Minnesota’s Famous Wandering Moose Was Killed by Brain Worms
OutdoorHub Reporters 02.06.15
Last Friday the Minnesota Department of Natural Resources (DNR) confirmed that the cause of death for a wandering moose in Sleepy Eye, nicknamed “Bullwinkle” by some residents, was a brain worm infection.
The young bull had been first found in the area last November, which was unusual as moose very rarely migrate so far south from their territories in northeastern Minnesota. Fond of eating discarded apples and relaxing in residents’ backyards, the mild-mannered moose quickly became a hit with the people of Sleepy Eye.
“He had become a local favorite,” DNR biologist Michelle Carstensen told the Minneapolis Star Tribune. “They had been watching him for a while and one family put him on their Christmas card.”
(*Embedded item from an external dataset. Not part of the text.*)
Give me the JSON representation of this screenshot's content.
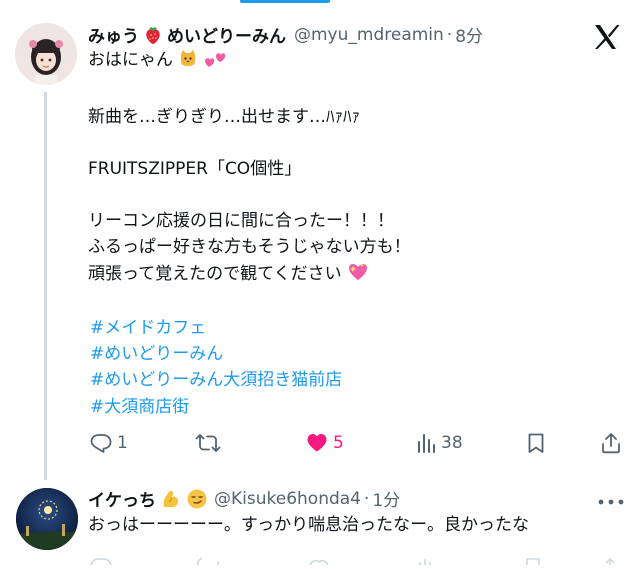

Unfortunately for the moose, not all was well. Although biologists at first determined that the young bull appeared to be healthy, it now seems that there was a darker reason for Bullwinkle’s trip to southern Minnesota. University of Minnesota’s Veterinary Diagnostics Lab traced the bull’s death late last year to parasitic brain worms. Also known as “moose sickness,” brain worms can infect deer, moose, elk, and domestic livestock. The parasite is often fatal—except in whitetail deer—and can cause strange behavior in its hosts.
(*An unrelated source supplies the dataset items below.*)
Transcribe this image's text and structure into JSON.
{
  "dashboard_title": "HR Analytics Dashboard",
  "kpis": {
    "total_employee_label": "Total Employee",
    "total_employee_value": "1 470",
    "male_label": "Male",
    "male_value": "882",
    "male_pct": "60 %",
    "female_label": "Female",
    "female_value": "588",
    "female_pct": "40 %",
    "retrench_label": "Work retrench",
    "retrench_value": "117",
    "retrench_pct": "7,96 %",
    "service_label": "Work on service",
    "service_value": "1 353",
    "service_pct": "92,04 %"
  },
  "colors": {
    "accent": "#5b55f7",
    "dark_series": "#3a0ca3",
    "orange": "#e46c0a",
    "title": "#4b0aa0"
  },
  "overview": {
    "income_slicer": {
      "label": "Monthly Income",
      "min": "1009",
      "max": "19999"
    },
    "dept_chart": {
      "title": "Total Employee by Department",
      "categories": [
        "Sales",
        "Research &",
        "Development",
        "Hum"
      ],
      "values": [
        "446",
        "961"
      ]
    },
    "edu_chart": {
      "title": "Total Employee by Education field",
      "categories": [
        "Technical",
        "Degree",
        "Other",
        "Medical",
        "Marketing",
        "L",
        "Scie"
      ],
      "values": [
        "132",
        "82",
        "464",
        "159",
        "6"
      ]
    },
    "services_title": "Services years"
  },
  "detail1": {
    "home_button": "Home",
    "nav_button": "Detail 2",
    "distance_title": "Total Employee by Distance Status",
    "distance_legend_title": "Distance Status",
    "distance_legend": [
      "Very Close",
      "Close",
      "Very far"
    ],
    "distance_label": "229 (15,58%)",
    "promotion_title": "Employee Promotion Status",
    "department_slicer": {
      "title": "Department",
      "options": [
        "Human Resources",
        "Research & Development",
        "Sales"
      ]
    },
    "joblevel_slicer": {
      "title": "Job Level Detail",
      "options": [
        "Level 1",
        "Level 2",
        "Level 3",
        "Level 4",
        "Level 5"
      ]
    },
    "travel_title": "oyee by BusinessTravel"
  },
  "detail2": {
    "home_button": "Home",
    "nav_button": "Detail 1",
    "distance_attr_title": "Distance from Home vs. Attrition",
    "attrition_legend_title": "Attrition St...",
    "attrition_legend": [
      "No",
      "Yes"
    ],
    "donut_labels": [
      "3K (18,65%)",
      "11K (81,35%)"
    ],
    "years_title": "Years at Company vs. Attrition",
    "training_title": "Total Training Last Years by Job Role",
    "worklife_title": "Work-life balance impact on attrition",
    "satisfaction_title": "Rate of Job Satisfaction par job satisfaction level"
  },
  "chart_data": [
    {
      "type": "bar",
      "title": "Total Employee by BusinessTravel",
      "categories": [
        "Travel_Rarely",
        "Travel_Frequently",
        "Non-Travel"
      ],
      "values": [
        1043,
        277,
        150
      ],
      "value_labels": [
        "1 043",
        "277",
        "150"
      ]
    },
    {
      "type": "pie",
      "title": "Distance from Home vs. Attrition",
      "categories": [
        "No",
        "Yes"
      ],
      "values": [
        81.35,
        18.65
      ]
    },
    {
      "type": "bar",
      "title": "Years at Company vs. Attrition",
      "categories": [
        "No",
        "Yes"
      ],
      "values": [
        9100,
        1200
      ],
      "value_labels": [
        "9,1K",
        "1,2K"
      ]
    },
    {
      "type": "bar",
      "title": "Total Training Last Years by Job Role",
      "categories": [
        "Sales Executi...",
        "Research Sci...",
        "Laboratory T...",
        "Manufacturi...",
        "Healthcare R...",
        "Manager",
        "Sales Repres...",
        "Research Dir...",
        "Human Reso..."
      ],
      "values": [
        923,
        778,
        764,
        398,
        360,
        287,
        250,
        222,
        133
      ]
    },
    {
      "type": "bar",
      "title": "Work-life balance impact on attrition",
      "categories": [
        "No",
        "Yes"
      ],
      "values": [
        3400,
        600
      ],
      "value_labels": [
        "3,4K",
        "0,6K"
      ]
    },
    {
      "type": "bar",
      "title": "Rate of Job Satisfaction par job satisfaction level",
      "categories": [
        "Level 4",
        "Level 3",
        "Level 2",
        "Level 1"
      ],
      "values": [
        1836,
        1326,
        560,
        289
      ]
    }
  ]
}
“Did it come down because of brain worms? Probably,” DNR wildlife researcher Lou Cornicelli told the Mankato Free Press.
Brain worms are just one of several issues troubling the state’s moose population, which is plummeting. From 2006 to 2012, state officials say moose numbers have dropped by nearly half, and the causes of mortality are still unclear. A recent census found that the number of moose in northeastern Minnesota, where bullwinkle is believed to have traveled from, is down to about 4,000 individuals. Experts say there are a number of factors behind this change, including an unexpected impact from the state’s wolf population. A recent mortality study by the DNR found that 17 of the 31 moose collared by the agency eventually fell prey to wolves.
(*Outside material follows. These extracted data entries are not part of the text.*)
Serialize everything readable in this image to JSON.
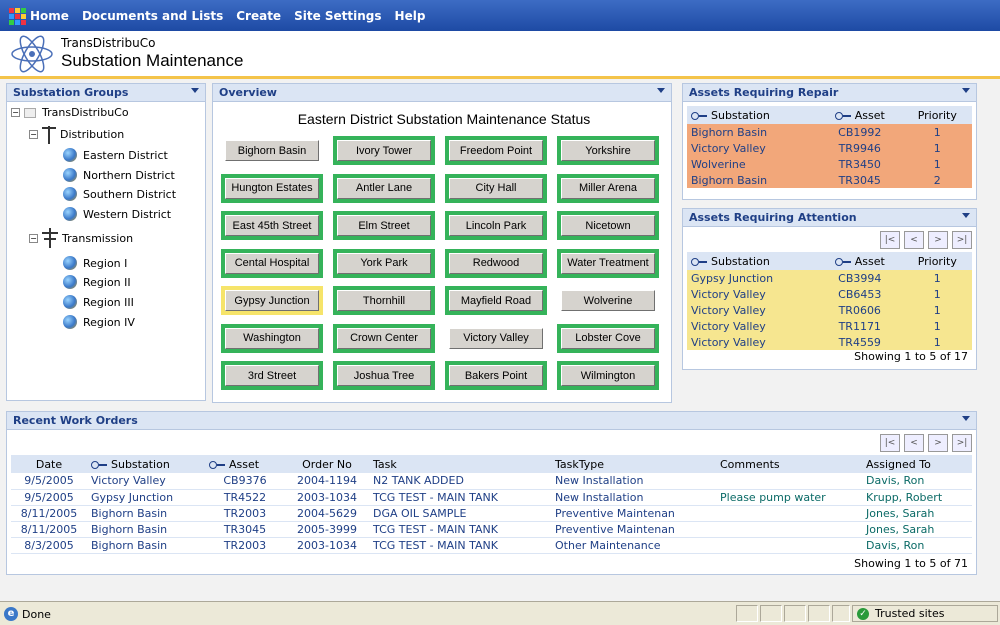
{
  "nav": {
    "items": [
      "Home",
      "Documents and Lists",
      "Create",
      "Site Settings",
      "Help"
    ]
  },
  "header": {
    "org": "TransDistribuCo",
    "title": "Substation Maintenance"
  },
  "groups": {
    "title": "Substation Groups",
    "root": "TransDistribuCo",
    "distribution": "Distribution",
    "districts": [
      "Eastern District",
      "Northern District",
      "Southern District",
      "Western District"
    ],
    "transmission": "Transmission",
    "regions": [
      "Region I",
      "Region II",
      "Region III",
      "Region IV"
    ]
  },
  "overview": {
    "title": "Overview",
    "chart_title": "Eastern District Substation Maintenance Status",
    "substations": [
      {
        "name": "Bighorn Basin",
        "status": "none"
      },
      {
        "name": "Ivory Tower",
        "status": "green"
      },
      {
        "name": "Freedom Point",
        "status": "green"
      },
      {
        "name": "Yorkshire",
        "status": "green"
      },
      {
        "name": "Hungton Estates",
        "status": "green"
      },
      {
        "name": "Antler Lane",
        "status": "green"
      },
      {
        "name": "City Hall",
        "status": "green"
      },
      {
        "name": "Miller Arena",
        "status": "green"
      },
      {
        "name": "East 45th Street",
        "status": "green"
      },
      {
        "name": "Elm Street",
        "status": "green"
      },
      {
        "name": "Lincoln Park",
        "status": "green"
      },
      {
        "name": "Nicetown",
        "status": "green"
      },
      {
        "name": "Cental Hospital",
        "status": "green"
      },
      {
        "name": "York Park",
        "status": "green"
      },
      {
        "name": "Redwood",
        "status": "green"
      },
      {
        "name": "Water Treatment",
        "status": "green"
      },
      {
        "name": "Gypsy Junction",
        "status": "yellow"
      },
      {
        "name": "Thornhill",
        "status": "green"
      },
      {
        "name": "Mayfield Road",
        "status": "green"
      },
      {
        "name": "Wolverine",
        "status": "none"
      },
      {
        "name": "Washington",
        "status": "green"
      },
      {
        "name": "Crown Center",
        "status": "green"
      },
      {
        "name": "Victory Valley",
        "status": "none"
      },
      {
        "name": "Lobster Cove",
        "status": "green"
      },
      {
        "name": "3rd Street",
        "status": "green"
      },
      {
        "name": "Joshua Tree",
        "status": "green"
      },
      {
        "name": "Bakers Point",
        "status": "green"
      },
      {
        "name": "Wilmington",
        "status": "green"
      }
    ]
  },
  "repair": {
    "title": "Assets Requiring Repair",
    "columns": [
      "Substation",
      "Asset",
      "Priority"
    ],
    "rows": [
      [
        "Bighorn Basin",
        "CB1992",
        "1"
      ],
      [
        "Victory Valley",
        "TR9946",
        "1"
      ],
      [
        "Wolverine",
        "TR3450",
        "1"
      ],
      [
        "Bighorn Basin",
        "TR3045",
        "2"
      ]
    ]
  },
  "attention": {
    "title": "Assets Requiring Attention",
    "columns": [
      "Substation",
      "Asset",
      "Priority"
    ],
    "rows": [
      [
        "Gypsy Junction",
        "CB3994",
        "1"
      ],
      [
        "Victory Valley",
        "CB6453",
        "1"
      ],
      [
        "Victory Valley",
        "TR0606",
        "1"
      ],
      [
        "Victory Valley",
        "TR1171",
        "1"
      ],
      [
        "Victory Valley",
        "TR4559",
        "1"
      ]
    ],
    "pager": [
      "|<",
      "<",
      ">",
      ">|"
    ],
    "showing": "Showing 1 to 5 of 17"
  },
  "workorders": {
    "title": "Recent Work Orders",
    "columns": [
      "Date",
      "Substation",
      "Asset",
      "Order No",
      "Task",
      "TaskType",
      "Comments",
      "Assigned To"
    ],
    "rows": [
      [
        "9/5/2005",
        "Victory Valley",
        "CB9376",
        "2004-1194",
        "N2 TANK ADDED",
        "New Installation",
        "",
        "Davis, Ron"
      ],
      [
        "9/5/2005",
        "Gypsy Junction",
        "TR4522",
        "2003-1034",
        "TCG TEST - MAIN TANK",
        "New Installation",
        "Please pump water",
        "Krupp, Robert"
      ],
      [
        "8/11/2005",
        "Bighorn Basin",
        "TR2003",
        "2004-5629",
        "DGA OIL SAMPLE",
        "Preventive Maintenan",
        "",
        "Jones, Sarah"
      ],
      [
        "8/11/2005",
        "Bighorn Basin",
        "TR3045",
        "2005-3999",
        "TCG TEST - MAIN TANK",
        "Preventive Maintenan",
        "",
        "Jones, Sarah"
      ],
      [
        "8/3/2005",
        "Bighorn Basin",
        "TR2003",
        "2003-1034",
        "TCG TEST - MAIN TANK",
        "Other Maintenance",
        "",
        "Davis, Ron"
      ]
    ],
    "pager": [
      "|<",
      "<",
      ">",
      ">|"
    ],
    "showing": "Showing 1 to 5 of 71"
  },
  "status": {
    "done": "Done",
    "zone": "Trusted sites"
  },
  "colors": {
    "repair": "#f2a77a",
    "attention": "#f6e690",
    "ok": "#35b35a",
    "warn": "#f6e46a"
  }
}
“Wolf predation is probably a little higher than we expected,” said DNR researcher Glenn DelGiudice last November. “But we knew it would be a main source.”
Moose mortality research is ongoing and will also look into other factors such as habitat loss and climate change. Somewhat surprisingly, officials say moose numbers received a slight bump last year, although it is too soon to discern whether the population is stabilizing.